Avant de me rendre à l’Assemblée où je ne pensais pas qu’il y eût de mesures importantes à prendre, je résolus de pénétrer jusqu’aux lieux où on était encore aux prises et où j’entendais le bruit du canon. Ce n’est pas que j’eusse l’envie d’aller un peu me battre comme Goudchaux, mais je voulais juger par moi-même de l’état des choses, car, dans ma complète ignorance de la guerre, je ne pouvais comprendre ce qui faisait durer si longtemps le combat. Et puis, d’ailleurs, le dirai-je, une âpre curiosité se faisait jour au milieu de tous les sentiments qui remplissaient mon âme et, de temps en temps, les dominait. Je parcourus une grande partie du boulevard sans trouver de traces de la bataille, mais, à partir de la porte Saint-Denis, elles abondaient ; on marchait au milieu des débris laissés par l’insurrection dans sa retraite : des fenêtres brisées, des portes enfoncées, des maisons tachetées par les balles ou percées par les boulets, des arbres abattus, des pavés amoncelés, de la paille mêlée de sang et de boue, tels étaient ces tristes vestiges.

J’arrivai ainsi au Château-d’Eau, autour duquel était amassé un gros corps de troupes de différentes armes. Au bas de cette fontaine était une pièce de canon, qui tirait dans la rue Samson. Je crus d’abord que les insurgés y répondaient de leur côté par le canon, mais je finis par m’apercevoir que j’étais trompé par un écho qui répétait avec un fracas épouvantable le bruit de notre propre pièce. Je n’en ai jamais entendu un pareil ; on eût pu se croire au milieu d’une grande bataille. En réalité, les insurgés ne répondaient que par un feu de mousqueterie rare mais meurtrier. C’était un étrange combat. La rue Samson, comme on sait, n’est pas fort longue ; à l’extrémité passe le canal Saint-Martin, et, derrière le canal, une grande maison fait face à la rue.
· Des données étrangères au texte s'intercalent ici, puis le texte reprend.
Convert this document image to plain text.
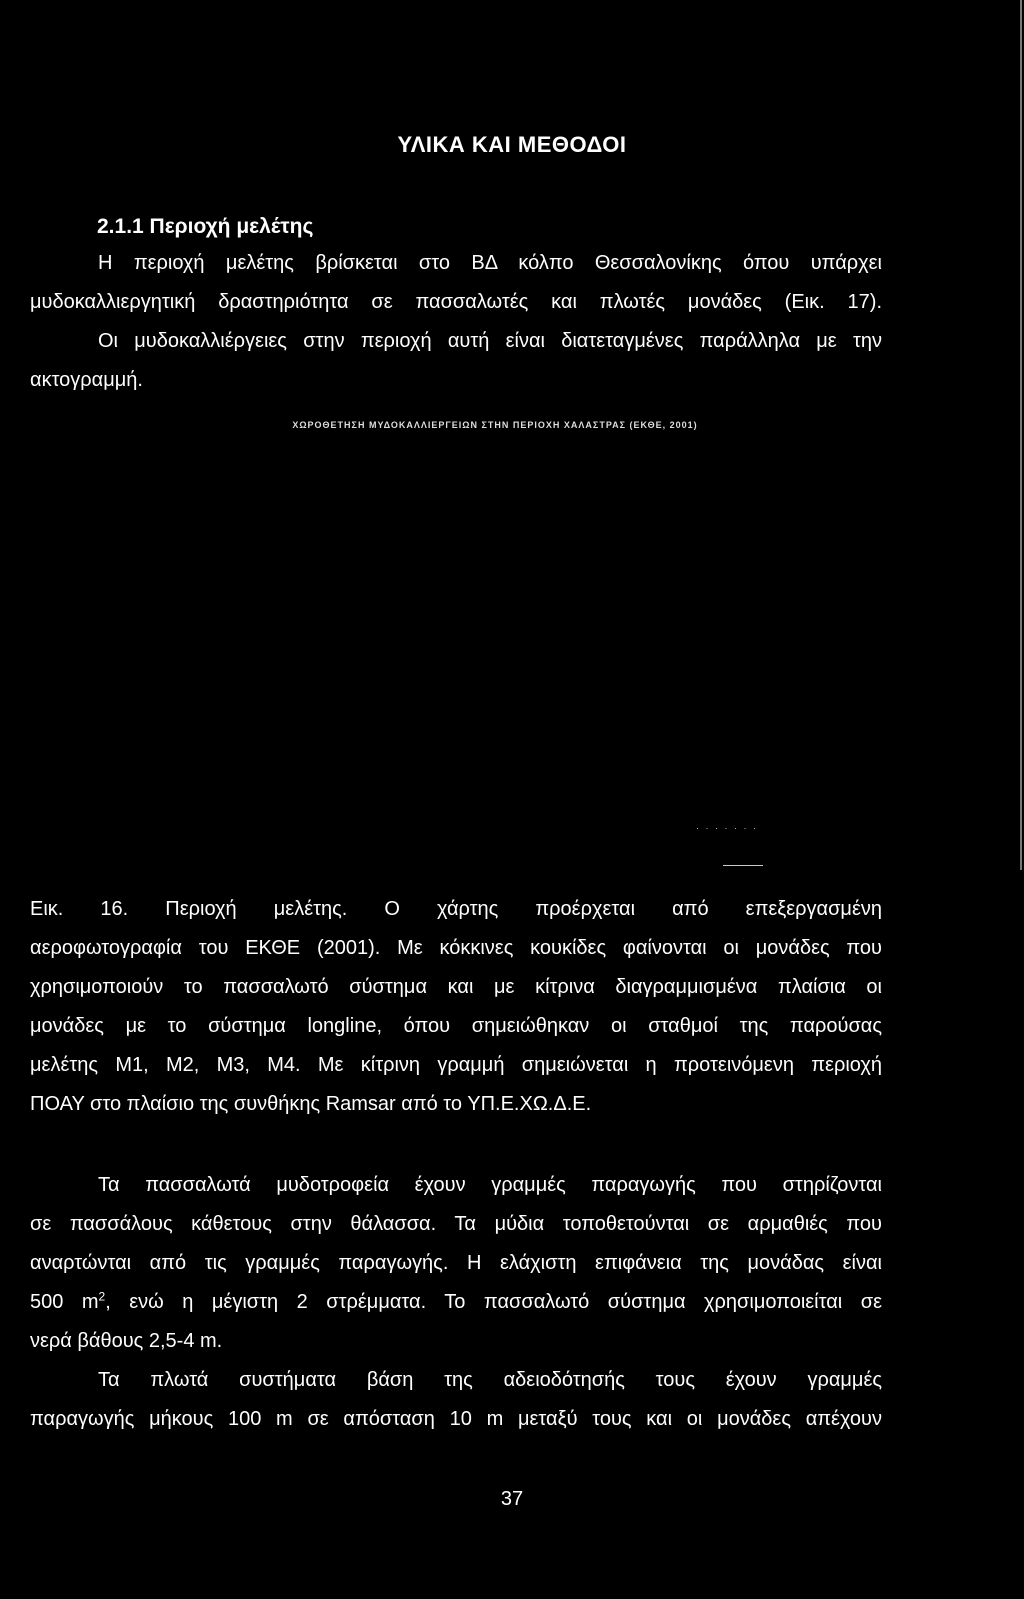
ΥΛΙΚΑ ΚΑΙ ΜΕΘΟΔΟΙ
2.1.1 Περιοχή μελέτης
Η περιοχή μελέτης βρίσκεται στο ΒΔ κόλπο Θεσσαλονίκης όπου υπάρχει
μυδοκαλλιεργητική δραστηριότητα σε πασσαλωτές και πλωτές μονάδες (Εικ. 17).
Οι μυδοκαλλιέργειες στην περιοχή αυτή είναι διατεταγμένες παράλληλα με την
ακτογραμμή.
ΧΩΡΟΘΕΤΗΣΗ ΜΥΔΟΚΑΛΛΙΕΡΓΕΙΩΝ ΣΤΗΝ ΠΕΡΙΟΧΗ ΧΑΛΑΣΤΡΑΣ (ΕΚΘΕ, 2001)
· · · · · · ·
Εικ. 16. Περιοχή μελέτης. Ο χάρτης προέρχεται από επεξεργασμένη
αεροφωτογραφία του ΕΚΘΕ (2001). Με κόκκινες κουκίδες φαίνονται οι μονάδες που
χρησιμοποιούν το πασσαλωτό σύστημα και με κίτρινα διαγραμμισμένα πλαίσια οι
μονάδες με το σύστημα longline, όπου σημειώθηκαν οι σταθμοί της παρούσας
μελέτης M1, M2, M3, M4. Με κίτρινη γραμμή σημειώνεται η προτεινόμενη περιοχή
ΠΟΑΥ στο πλαίσιο της συνθήκης Ramsar από το ΥΠ.Ε.ΧΩ.Δ.Ε.
Τα πασσαλωτά μυδοτροφεία έχουν γραμμές παραγωγής που στηρίζονται
σε πασσάλους κάθετους στην θάλασσα. Τα μύδια τοποθετούνται σε αρμαθιές που
αναρτώνται από τις γραμμές παραγωγής. Η ελάχιστη επιφάνεια της μονάδας είναι
500 $m^2$, ενώ η μέγιστη 2 στρέμματα. Το πασσαλωτό σύστημα χρησιμοποιείται σε
νερά βάθους 2,5-4 m.
Τα πλωτά συστήματα βάση της αδειοδότησής τους έχουν γραμμές
παραγωγής μήκους 100 m σε απόσταση 10 m μεταξύ τους και οι μονάδες απέχουν
37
La rue était absolument déserte, on n’y voyait point de barricade et le canon avait l’air de tirer à la cible ; de temps en temps seulement, un nuage de fumée sortait de quelques fenêtres et annonçait un ennemi présent mais invisible ; nos tirailleurs placés le long des murs visaient dans les fenêtres d’où ils voyaient des coups partir en arrière de la fontaine. Lamoricière, planté sur un grand cheval, en point de mire, donnait ses ordres au milieu des balles. Je le trouvai plus animé et plus loquace que je n’imaginais que dût être un général en chef dans une telle conjoncture ; il parlait, criait d’une voix enrouée, gesticulait avec une sorte de furie. Il était facile de voir à la netteté de sa pensée et de son expression qu’au milieu de ce désordre apparent il ne perdait pas son sang-froid : mais une pareille manière de commander eût été capable de le faire perdre aux autres et j’avoue que j’aurais plus admiré son courage s’il eût été plus tranquille.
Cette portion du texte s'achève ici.